Lap Dance Law Riles Strippers
Exotic dancers and strip club supporters are up in arms over a new ordinance restricting lap dance gyrations and barring customers from stuffing bills in G-strings at clubs outside Las Vegas.
"It's the image of Vegas," strip club customer Tony Anziano, 25, said Wednesday before the Clark County Commission voted 5-1 to adopt lap dance restrictions. "Now they're trying to make it like it's some sort of Disneyland."
Lap dances are illegal in Clark County, where Las Vegas is, but the law is so vague that it's rarely enforced in the clubs in the county outside the city.
Things are looser in Las Vegas itself. Lap dances are permitted in six clubs in the city, and tips may be slipped into G-strings -- though fondling is off-limits. The new county rules will not apply within Las Vegas.
An 18-month undercover police investigation had found lap dancing led to simulated sex acts, "excessive grinding" and, in some cases, prostitution. County Commissioner Yvonne Atkinson Gates wanted to change that, so she proposed banning dancers and customers from touching each other's buttocks, genitals or breasts during lap dances.
As of Sept. 1, lap dances will be legal, but dancers won't be able to touch or sit on the customer's genital area. They are allowed to touch and dance on a customer's legs. Stuffing dollar bills in G-strings will be prohibited.

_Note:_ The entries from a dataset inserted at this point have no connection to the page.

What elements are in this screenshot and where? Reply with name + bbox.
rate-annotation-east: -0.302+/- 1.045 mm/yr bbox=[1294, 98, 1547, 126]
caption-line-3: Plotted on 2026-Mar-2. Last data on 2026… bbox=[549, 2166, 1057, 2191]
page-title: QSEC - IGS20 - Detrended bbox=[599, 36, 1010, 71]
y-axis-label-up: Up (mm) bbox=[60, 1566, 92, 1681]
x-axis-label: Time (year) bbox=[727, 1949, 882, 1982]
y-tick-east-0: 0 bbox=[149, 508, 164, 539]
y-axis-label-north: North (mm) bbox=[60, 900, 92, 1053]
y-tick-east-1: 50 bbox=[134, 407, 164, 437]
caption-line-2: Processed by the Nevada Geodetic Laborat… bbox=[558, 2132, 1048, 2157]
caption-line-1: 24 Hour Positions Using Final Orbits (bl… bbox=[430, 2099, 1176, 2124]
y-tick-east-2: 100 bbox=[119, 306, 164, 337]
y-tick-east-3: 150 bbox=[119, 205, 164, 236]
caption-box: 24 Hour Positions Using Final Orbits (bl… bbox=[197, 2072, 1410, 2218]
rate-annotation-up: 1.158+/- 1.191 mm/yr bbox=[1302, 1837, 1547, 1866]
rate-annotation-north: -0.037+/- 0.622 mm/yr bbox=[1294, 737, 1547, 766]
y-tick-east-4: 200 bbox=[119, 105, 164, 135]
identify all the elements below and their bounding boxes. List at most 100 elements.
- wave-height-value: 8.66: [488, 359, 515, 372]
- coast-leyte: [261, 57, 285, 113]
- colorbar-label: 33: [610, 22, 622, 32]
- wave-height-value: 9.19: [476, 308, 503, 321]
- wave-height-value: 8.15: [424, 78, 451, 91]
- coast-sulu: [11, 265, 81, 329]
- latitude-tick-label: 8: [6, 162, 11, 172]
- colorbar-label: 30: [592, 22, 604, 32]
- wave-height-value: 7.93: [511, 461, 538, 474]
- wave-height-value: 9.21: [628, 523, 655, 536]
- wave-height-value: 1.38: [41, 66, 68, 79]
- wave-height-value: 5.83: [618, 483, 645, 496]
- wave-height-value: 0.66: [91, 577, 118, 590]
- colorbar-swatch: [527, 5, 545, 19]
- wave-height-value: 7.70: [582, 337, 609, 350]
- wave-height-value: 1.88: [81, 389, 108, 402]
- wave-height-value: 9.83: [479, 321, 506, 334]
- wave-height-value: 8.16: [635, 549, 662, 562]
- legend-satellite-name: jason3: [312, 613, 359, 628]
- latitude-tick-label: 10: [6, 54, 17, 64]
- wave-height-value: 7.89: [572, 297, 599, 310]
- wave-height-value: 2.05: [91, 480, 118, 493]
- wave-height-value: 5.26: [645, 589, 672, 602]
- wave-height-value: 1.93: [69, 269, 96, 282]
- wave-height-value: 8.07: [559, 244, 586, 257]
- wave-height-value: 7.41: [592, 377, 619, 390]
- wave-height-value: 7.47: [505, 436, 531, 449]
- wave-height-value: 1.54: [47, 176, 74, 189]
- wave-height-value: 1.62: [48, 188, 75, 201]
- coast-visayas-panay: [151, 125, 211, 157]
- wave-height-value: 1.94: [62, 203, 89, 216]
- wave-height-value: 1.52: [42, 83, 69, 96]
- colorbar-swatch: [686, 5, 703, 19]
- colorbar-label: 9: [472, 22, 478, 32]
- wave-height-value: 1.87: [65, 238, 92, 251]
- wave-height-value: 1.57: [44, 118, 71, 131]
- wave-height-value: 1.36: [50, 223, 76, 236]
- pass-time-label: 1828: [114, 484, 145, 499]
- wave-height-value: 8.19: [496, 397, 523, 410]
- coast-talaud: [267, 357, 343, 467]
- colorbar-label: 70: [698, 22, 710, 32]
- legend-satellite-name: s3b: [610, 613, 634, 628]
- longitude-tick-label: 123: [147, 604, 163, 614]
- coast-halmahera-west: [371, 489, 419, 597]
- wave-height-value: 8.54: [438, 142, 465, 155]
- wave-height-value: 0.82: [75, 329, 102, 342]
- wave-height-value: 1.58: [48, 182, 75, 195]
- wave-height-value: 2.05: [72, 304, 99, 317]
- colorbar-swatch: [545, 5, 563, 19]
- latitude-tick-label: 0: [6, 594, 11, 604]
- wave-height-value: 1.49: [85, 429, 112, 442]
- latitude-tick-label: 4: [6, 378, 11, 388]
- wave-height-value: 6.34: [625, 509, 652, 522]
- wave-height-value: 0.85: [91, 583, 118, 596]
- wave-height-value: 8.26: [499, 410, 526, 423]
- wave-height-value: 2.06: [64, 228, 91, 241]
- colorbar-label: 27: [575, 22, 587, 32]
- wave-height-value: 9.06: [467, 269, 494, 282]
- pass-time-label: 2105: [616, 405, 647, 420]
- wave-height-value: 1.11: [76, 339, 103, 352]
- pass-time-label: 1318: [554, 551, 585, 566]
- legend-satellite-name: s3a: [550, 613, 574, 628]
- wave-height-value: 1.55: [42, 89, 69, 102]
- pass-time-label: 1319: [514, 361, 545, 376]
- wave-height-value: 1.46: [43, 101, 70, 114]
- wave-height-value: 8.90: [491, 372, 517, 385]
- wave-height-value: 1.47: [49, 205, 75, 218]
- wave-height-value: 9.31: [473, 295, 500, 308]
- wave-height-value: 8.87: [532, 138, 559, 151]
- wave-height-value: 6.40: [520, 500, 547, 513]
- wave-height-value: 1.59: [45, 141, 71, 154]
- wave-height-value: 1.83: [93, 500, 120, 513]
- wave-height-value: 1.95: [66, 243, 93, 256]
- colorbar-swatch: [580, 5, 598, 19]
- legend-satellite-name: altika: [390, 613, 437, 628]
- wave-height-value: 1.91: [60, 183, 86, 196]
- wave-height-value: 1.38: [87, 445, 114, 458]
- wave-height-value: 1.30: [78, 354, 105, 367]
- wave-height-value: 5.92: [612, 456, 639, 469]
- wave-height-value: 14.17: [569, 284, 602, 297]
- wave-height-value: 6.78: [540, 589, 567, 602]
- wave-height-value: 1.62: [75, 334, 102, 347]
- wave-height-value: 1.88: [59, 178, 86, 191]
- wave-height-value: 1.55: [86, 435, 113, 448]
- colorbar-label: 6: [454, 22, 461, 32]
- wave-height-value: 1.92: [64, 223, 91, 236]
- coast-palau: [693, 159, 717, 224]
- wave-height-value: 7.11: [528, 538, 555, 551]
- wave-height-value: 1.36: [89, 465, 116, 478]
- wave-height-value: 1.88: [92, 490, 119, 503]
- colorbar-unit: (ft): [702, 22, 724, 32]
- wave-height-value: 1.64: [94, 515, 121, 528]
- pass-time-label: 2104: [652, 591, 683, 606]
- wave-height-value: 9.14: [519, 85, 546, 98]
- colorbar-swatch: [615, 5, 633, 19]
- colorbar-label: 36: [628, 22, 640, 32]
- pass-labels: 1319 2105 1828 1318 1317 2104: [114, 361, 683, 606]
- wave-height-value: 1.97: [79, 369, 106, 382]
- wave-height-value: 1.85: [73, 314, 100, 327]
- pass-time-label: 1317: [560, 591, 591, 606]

Most people attending the commission's meeting were displeased with the new rules.
"You're confusing sex with titillation," Dr. Jeffrey Arenswald told the commission. "You have some repressed sexual ideas."
At that, Gates banged her gavel.
"I'm not doing this because of my sexual anything," Gates said. "I'm doing this because I think it's right."
Commission members viewed two surveillance tapes of undercover activity at strip clubs before voting. The public watched the racy videos, too, in a separate room.